I was not unsocial, but I was shy. I looked on with envy as my brother started conversations with friends and strangers alike wherever we went. A wedding, a birthday party, tea and sandwiches with our parents’ numberless friends, whatever. I looked desperately for a familiar face, somebody I could talk to and not look as luckless, friendless as I felt.
 
Then, at my parents’ prodding, I joined a Pen Pal group where members wrote friendly letters to one another. I sent out two brief missives to anonymous members. They hit targets and quickly elicited replies. The first was a boy in Delhi, who wrote at length about things reassuringly familiar to me, cricket and novels.

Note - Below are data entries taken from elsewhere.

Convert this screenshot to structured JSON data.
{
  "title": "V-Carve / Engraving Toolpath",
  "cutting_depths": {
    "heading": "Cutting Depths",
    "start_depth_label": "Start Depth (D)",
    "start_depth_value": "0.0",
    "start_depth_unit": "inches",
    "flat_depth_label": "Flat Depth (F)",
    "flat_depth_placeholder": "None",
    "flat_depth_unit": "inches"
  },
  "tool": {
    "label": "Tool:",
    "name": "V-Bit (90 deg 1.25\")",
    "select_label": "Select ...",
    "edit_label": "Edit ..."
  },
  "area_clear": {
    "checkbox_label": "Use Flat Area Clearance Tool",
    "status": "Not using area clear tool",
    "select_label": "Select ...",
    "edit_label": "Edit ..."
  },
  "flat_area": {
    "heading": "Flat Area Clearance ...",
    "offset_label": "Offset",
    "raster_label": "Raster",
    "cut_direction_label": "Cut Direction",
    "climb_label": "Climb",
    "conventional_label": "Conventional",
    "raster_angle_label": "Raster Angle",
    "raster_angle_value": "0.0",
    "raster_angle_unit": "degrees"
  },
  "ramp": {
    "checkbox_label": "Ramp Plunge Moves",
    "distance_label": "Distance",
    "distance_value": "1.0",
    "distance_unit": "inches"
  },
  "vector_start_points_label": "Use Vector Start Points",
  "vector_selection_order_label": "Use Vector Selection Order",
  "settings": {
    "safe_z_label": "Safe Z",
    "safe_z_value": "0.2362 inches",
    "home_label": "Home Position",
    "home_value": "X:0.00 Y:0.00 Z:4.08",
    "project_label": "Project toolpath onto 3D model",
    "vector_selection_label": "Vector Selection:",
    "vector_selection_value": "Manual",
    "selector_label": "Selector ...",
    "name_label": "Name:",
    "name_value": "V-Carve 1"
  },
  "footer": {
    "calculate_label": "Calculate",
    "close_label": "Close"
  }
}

The second was from a kid who didn’t mention a location but poured out an abundant heart on joys and jerks of kid-ship and ended with a brief and informal nickname. I took it to be that of a boy, but mother pointed out the farfetched possibility that it could be the abbreviation of a girl’s name. Both correspondences continued unabated, but the feeling-laden one was no doubt more interesting. We both wrote feelingly, lengthily and with increasing frequency and fervor.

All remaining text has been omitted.